Interestingly, there are a number of private banknote trackers on the internet, the most well known of which is Where's George. A user logs into the website and registers a U.S. banknote by entering its serial number. When someone else subsequently registers the same banknote, the ‘route’ of the bill is displayed. Where's George tracks around 266 million bills. EuroBillTracker, the equivalent for the euro, tracks around 160 million notes. Below is a map showing the "hits," or connections it has established over the last week:
Hits registered by EuroBillTracker |
So cash is somewhat less than anonymous, or anonymous-ish, since behind the curtain an organization like the DNB may be recording serial numbers, and this data might be useful in learning about users' real life identities. By tracking serial numbers more robustly, the anonymity of cash can be further eroded. Imagine a Where's George world where each time a bills is used, the receiver is required to submit the serial number to a government-run central registry. If so, the banknote system would have attained the same level of pseudo-anonymity as bitcoin, where anyone is free to transact using banknotes but transaction chains are fully public.
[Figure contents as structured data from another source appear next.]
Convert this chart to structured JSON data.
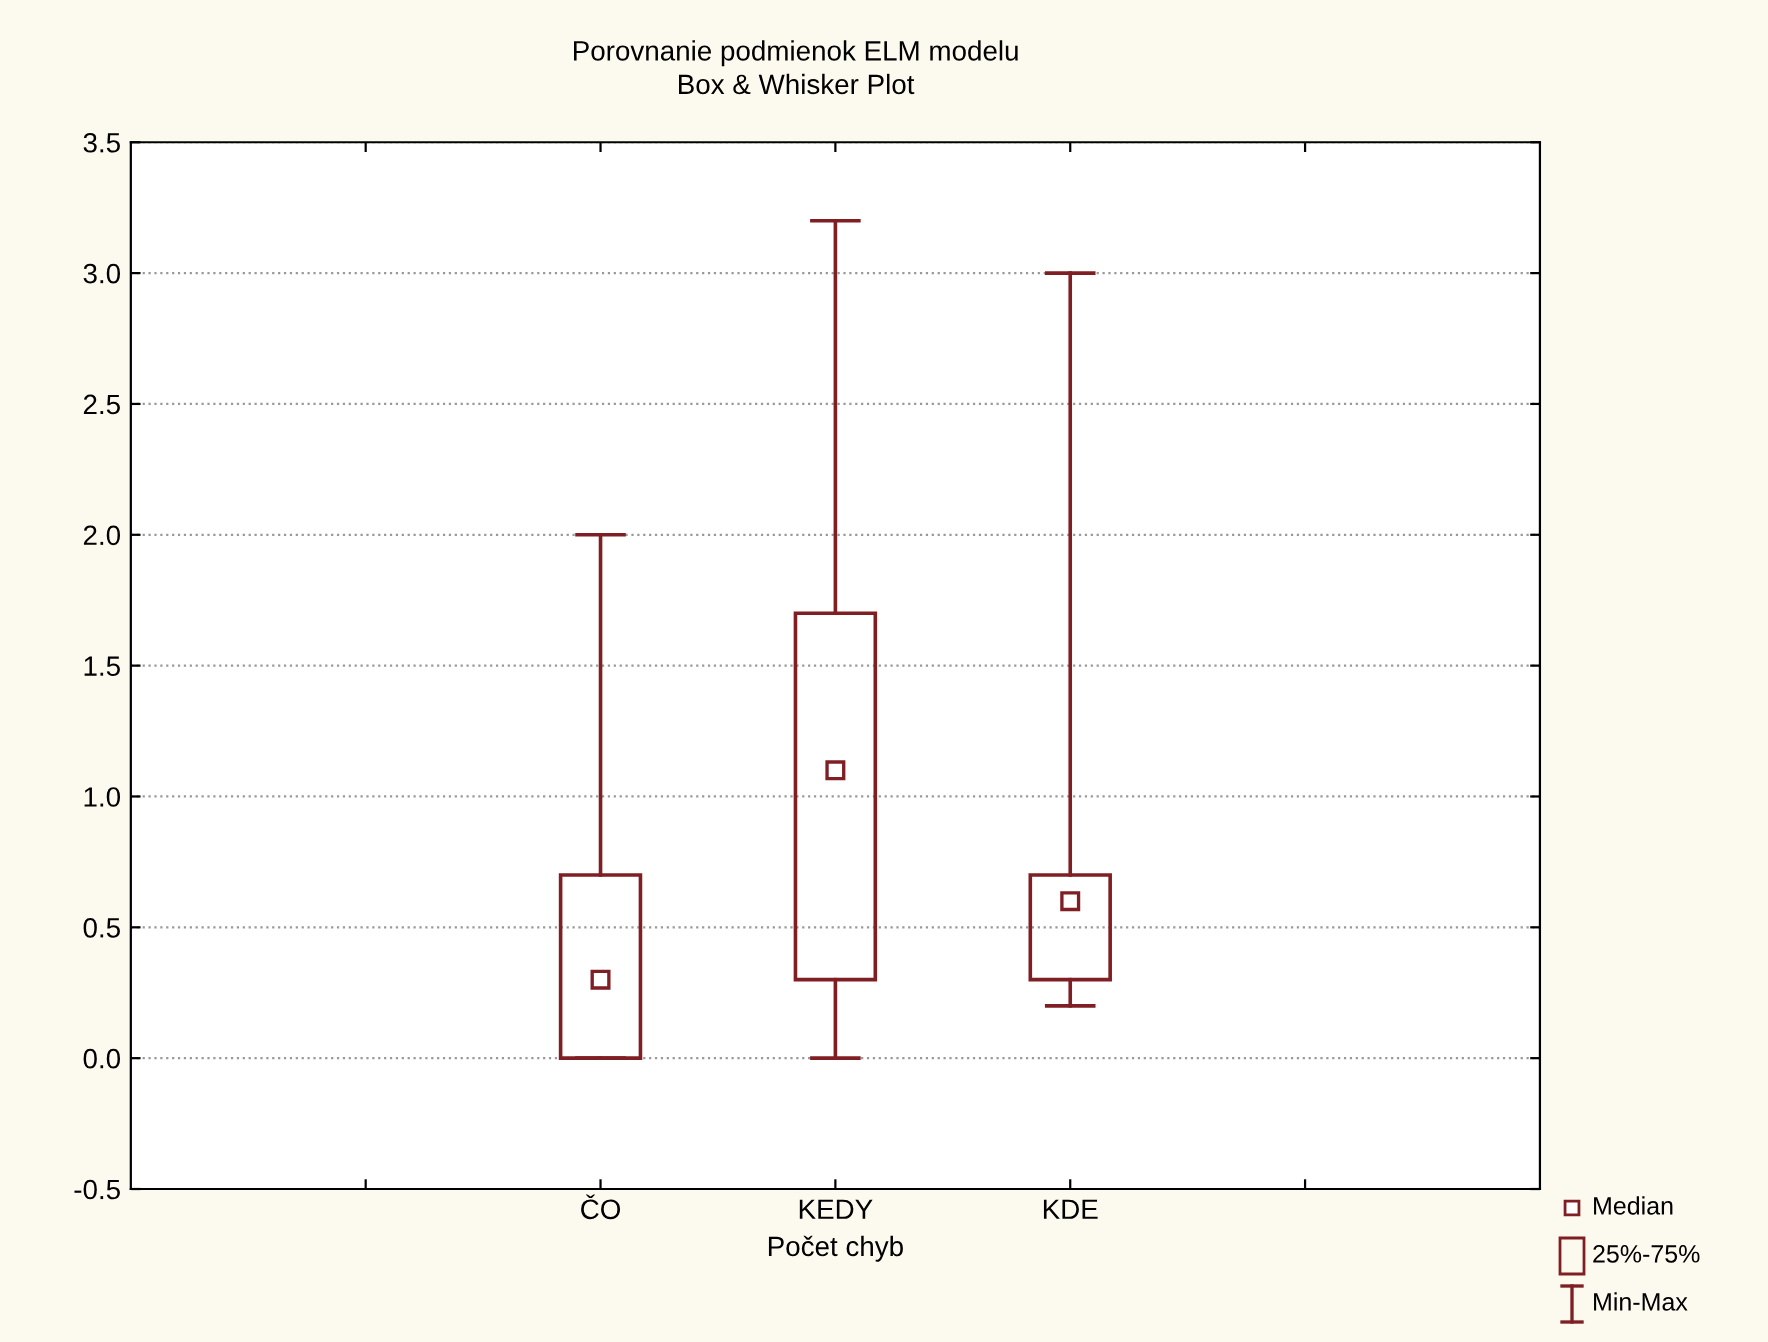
{
  "chart_data": {
    "type": "box",
    "title": "Porovnanie podmienok ELM modelu",
    "subtitle": "Box & Whisker Plot",
    "xlabel": "Počet chyb",
    "categories": [
      null,
      "ČO",
      "KEDY",
      "KDE",
      null
    ],
    "series": [
      {
        "color": "#7f1f24",
        "boxes": [
          null,
          {
            "low": 0,
            "q1": 0,
            "median": 0.3,
            "q3": 0.7,
            "high": 2.0
          },
          {
            "low": 0,
            "q1": 0.3,
            "median": 1.1,
            "q3": 1.7,
            "high": 3.2
          },
          {
            "low": 0.2,
            "q1": 0.3,
            "median": 0.6,
            "q3": 0.7,
            "high": 3.0
          },
          null
        ]
      }
    ],
    "ylim": [
      -0.5,
      3.5
    ],
    "yticks": [
      -0.5,
      {
        "value": 0,
        "label": "0.0"
      },
      0.5,
      {
        "value": 1,
        "label": "1.0"
      },
      1.5,
      {
        "value": 2,
        "label": "2.0"
      },
      2.5,
      {
        "value": 3,
        "label": "3.0"
      },
      3.5
    ],
    "grid": "y",
    "marker": "square",
    "annotations": [
      "Median",
      "25%-75%",
      "Min-Max"
    ]
  }
}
We could go further and imagine a world where a central bank like the DNB requires that the circulation of high denomination banknotes, say the €200 note, be confined to 'legitimate' channels only. Cash is perpetually being withdrawn from the central bank, used in payments, and then redeposited at the central bank. To confine €200s to legitimate channels, the DNB would simply announce that it intends to limit redeposits to those notes that have fully verified transactions histories. Verification means that when someone receives a €200 note, they must register it by submitting its serial number to the central bank via an app along with some sort of proof of identity.
When someone fails to either register a note or provide adequate identification, that note effectively falls out of the system. After all, because the DNB won't allow a note with an incomplete chain of verified transactions to be redeposited, banks will refuse to accept any note that hasn't been registered by its current owner. And knowing that banks won't accept them, neither will retailers. Bills that have fallen through the cracks will only have value in an alternative black market where they'd likely trade at a large discount to legitimate notes. Incidentally, establishing a verification system for €200s is very similar to Ken Rogoff's idea of abolishing high denomination notes, except instead of withdrawing €200s, they'd be allowed to stay in circulation in 'cleansed' form.
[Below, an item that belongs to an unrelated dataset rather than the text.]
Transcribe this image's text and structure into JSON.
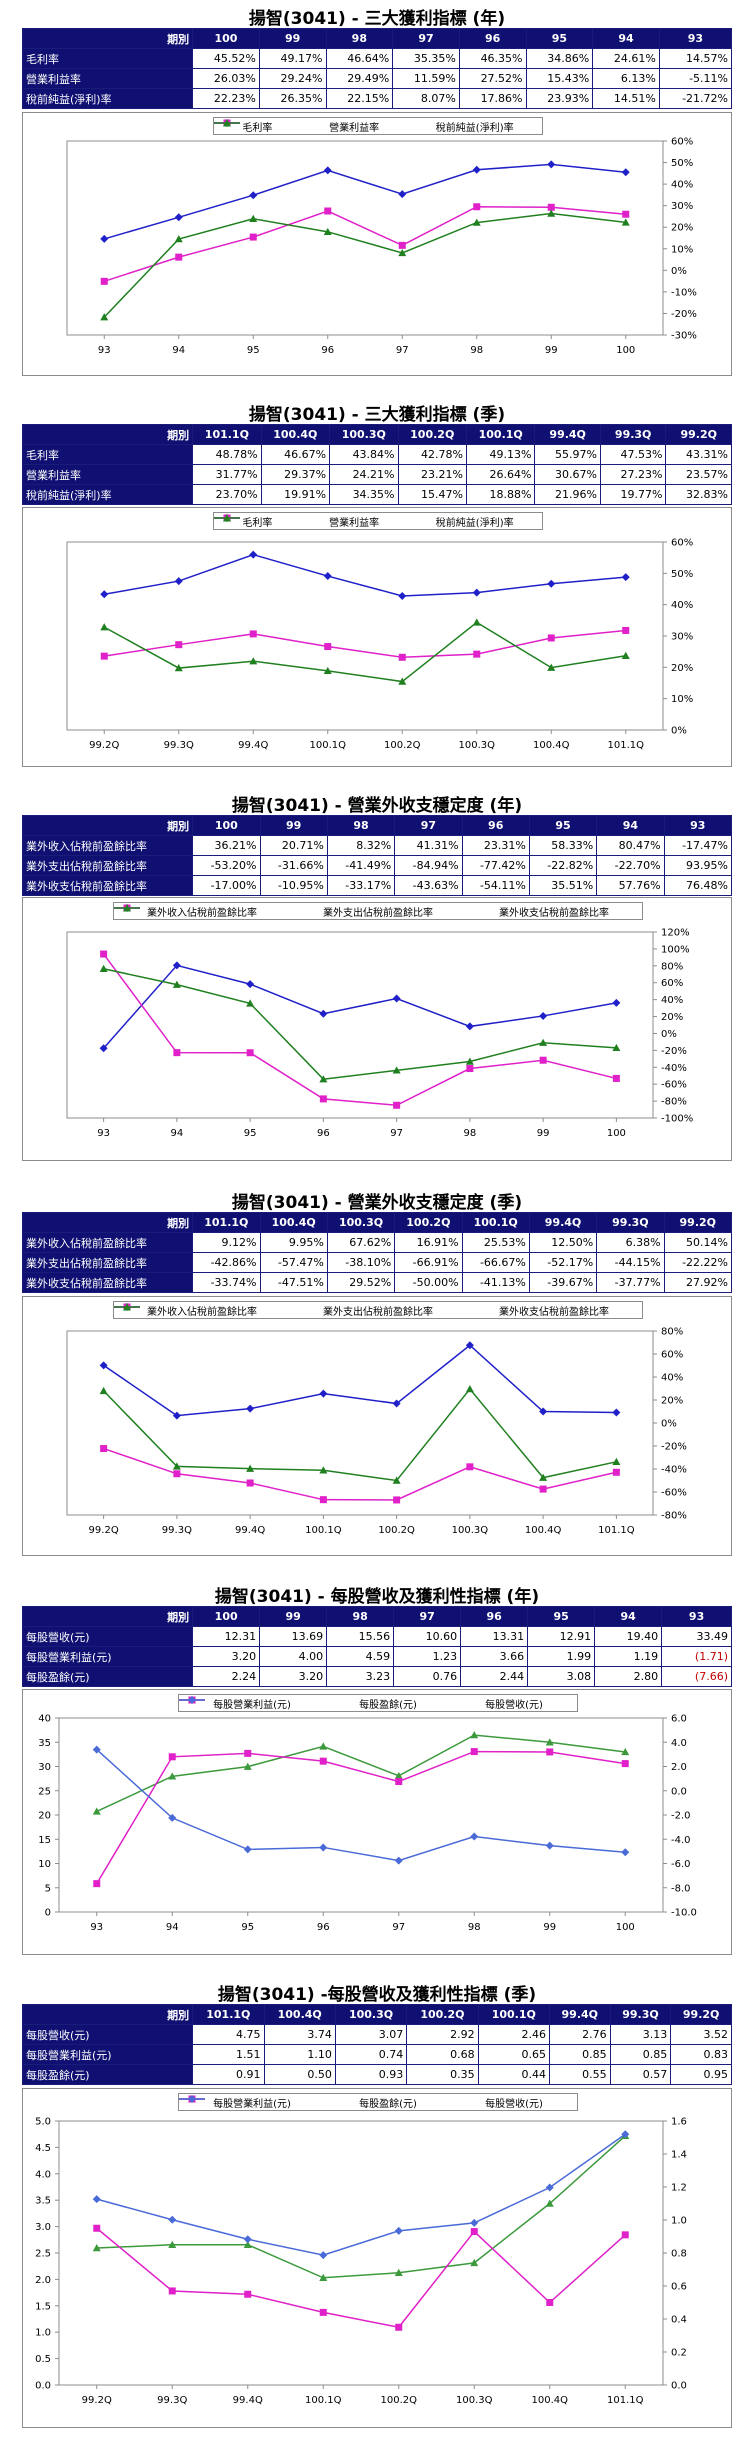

Thanks to a distinctive earmark—their serial number—the anonymity of banknotes is never fully assured. While serial numbers are rarely used these days for tracing, who knows what might happen in the future. Privacy advocates can take some comfort in the fact that, unlike paper money, coins have no distinctive markings and are therefore capable of serving as a purely anonymous exchange medium. Unfortunately coins have a low value to weight ratio so lugging the stuff around is a pain. The Swiss and Japanese stand out here for issuing the highest value coins, the five franc coin and 500 yen coin respectively, each worth around US$5.
As for cryptocoin fans, tomorrow Zcash will be launching. Whereas the entire history of bitcoin transactions is public, Zcash succeeds in hiding everything about the transaction. That's true anonymity.